The product “communicat[es] by the large, bold-faced claims”
to a reasonable consumer that “One A Day,” or specifically, to a reasonable
consumer purchasing a bottle of supplements, one supplement a day, is needed to
receive its benefits. It was also relevant, though not dispositive, that other
supplements sold under the same brand were, in fact, one per day. “Common sense
would dictate that a reasonable consumer, choosing between supplement brands or
products, may choose a product within a line that provides the ‘full
nutritional value’ in a single gummy, as Defendants indeed market with their
other, non-chewable versions within the same line.” The interpretation “one
serving a day,” by contrast, was “a stretch.” “An apple a day keeps the doctor
away” means one apple, not one serving.
Even though one would need to look at the ingredient label
to know exactly what the nutrients were, the issue was whether a consumer would
believe she’d get the full nutritional benefit—whatever that was—with one gummy
a day.
Breach of warranty claims survived. But scienter was a
problem for fraud. The plaintiff quoted a California state court (linked above)

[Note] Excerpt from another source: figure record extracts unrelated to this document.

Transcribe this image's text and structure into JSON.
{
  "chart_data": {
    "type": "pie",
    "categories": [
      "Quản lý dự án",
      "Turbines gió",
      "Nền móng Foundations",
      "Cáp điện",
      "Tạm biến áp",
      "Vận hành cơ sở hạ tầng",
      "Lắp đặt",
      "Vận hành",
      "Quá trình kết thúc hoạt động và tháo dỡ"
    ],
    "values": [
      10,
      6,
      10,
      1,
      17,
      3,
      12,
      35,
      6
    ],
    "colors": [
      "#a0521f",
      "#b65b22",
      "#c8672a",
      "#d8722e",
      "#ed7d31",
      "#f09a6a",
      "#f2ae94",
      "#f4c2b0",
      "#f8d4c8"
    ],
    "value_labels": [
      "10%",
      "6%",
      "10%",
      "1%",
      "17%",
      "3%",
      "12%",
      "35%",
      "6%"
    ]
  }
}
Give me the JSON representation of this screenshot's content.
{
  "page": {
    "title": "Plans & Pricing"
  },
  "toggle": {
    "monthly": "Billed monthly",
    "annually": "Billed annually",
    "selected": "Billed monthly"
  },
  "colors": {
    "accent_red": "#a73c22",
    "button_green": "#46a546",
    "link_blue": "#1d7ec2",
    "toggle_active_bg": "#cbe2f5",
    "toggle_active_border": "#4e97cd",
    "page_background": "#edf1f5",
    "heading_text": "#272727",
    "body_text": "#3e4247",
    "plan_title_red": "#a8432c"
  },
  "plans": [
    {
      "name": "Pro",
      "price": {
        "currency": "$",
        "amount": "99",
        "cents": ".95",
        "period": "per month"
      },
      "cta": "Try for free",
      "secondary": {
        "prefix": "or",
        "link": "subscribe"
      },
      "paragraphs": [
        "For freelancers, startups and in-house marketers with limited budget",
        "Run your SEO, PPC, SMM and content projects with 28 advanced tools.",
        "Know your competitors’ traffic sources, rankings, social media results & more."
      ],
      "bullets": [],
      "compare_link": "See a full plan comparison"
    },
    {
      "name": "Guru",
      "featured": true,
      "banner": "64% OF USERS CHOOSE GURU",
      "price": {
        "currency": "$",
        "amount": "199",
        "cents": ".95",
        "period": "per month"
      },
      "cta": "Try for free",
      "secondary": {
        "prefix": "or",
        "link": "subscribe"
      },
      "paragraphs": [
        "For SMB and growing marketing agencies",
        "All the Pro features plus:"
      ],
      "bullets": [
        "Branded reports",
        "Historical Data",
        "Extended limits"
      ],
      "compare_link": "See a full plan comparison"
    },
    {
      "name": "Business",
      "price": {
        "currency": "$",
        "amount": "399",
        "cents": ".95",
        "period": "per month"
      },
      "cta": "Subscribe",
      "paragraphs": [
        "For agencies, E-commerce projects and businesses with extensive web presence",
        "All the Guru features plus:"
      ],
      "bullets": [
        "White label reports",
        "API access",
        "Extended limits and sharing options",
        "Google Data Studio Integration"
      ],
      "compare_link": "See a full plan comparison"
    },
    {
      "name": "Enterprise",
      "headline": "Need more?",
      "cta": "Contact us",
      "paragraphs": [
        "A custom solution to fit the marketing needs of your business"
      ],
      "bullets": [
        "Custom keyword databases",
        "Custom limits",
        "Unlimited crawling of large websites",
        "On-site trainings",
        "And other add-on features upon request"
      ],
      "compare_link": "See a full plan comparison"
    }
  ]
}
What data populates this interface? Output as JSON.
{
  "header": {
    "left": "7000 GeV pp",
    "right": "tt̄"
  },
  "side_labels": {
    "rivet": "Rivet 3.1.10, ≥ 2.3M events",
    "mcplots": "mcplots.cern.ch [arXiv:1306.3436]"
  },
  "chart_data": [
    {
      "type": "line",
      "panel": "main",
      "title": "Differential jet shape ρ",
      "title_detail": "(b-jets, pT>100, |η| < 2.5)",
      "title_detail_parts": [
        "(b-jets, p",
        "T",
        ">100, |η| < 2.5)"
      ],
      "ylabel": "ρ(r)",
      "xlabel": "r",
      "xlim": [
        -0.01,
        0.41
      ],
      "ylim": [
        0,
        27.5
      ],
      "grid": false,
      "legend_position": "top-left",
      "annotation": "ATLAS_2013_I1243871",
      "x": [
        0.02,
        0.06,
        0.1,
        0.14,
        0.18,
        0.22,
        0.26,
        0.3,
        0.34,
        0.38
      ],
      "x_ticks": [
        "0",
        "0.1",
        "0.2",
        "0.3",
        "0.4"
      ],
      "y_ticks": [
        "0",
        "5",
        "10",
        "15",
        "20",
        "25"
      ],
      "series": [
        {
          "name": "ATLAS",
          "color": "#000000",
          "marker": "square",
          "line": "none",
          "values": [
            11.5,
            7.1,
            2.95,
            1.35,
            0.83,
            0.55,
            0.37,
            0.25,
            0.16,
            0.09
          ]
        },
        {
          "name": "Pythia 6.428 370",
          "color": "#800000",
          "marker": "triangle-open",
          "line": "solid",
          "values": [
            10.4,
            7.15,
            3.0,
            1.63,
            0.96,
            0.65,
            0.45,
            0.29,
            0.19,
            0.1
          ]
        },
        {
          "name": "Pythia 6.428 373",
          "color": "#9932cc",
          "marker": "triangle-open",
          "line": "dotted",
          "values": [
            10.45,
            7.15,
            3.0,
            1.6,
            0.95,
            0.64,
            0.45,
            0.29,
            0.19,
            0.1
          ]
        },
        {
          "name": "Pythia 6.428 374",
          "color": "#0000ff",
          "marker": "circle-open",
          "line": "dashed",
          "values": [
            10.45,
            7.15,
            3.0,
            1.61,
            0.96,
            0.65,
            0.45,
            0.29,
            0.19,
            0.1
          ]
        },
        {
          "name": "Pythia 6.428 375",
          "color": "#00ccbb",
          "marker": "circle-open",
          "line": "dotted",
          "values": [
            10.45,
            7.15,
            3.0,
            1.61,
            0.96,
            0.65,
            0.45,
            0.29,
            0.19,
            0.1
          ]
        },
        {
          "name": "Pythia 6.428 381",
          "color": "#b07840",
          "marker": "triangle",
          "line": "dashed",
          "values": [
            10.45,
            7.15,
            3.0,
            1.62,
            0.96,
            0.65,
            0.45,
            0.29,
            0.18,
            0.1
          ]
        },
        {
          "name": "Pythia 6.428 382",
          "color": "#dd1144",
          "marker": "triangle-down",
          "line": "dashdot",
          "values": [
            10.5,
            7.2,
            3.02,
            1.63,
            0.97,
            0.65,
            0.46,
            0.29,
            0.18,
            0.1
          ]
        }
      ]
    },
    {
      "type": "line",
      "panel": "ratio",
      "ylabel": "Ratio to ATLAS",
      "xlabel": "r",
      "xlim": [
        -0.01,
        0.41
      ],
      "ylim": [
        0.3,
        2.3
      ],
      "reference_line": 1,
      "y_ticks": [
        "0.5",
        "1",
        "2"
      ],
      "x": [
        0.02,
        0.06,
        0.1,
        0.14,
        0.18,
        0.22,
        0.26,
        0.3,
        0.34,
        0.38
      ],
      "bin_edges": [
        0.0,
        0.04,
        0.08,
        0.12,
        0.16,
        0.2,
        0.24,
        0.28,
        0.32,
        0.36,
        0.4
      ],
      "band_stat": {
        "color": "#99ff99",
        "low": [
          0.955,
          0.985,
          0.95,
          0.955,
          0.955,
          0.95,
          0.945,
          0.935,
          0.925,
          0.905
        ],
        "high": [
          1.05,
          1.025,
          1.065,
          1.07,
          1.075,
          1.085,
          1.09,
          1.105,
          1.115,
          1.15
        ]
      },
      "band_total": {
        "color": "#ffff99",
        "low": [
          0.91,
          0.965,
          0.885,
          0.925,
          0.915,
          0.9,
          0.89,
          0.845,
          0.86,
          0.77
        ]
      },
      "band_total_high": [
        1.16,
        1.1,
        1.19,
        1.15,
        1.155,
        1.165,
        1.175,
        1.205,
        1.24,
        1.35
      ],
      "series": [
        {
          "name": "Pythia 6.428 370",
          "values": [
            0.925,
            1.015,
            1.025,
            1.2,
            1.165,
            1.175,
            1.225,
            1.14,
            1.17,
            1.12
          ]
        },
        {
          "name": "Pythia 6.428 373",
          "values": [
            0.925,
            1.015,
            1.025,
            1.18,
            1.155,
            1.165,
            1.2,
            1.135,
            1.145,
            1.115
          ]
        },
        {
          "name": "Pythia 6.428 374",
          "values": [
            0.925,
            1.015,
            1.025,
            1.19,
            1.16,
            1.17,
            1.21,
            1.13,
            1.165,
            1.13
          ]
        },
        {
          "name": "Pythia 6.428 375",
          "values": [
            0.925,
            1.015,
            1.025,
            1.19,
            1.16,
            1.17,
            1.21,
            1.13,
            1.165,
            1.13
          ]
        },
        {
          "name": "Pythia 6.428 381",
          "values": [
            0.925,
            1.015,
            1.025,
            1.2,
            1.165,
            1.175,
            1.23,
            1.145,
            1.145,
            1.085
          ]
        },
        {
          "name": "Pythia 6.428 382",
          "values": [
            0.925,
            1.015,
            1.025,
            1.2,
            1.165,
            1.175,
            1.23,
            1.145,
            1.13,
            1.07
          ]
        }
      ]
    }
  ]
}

“discussing One A Day’s 75-year work ‘convincing the public they could be
trusted to divine its vitamin needs.’” “[T]he Court is skeptical of Plaintiff’s
use of another court’s musings upon Defendants’ business model as substantial
allegations of Defendants’ scienter,” and there weren’t supporting allegations
about the market share of the defendants and industry practices.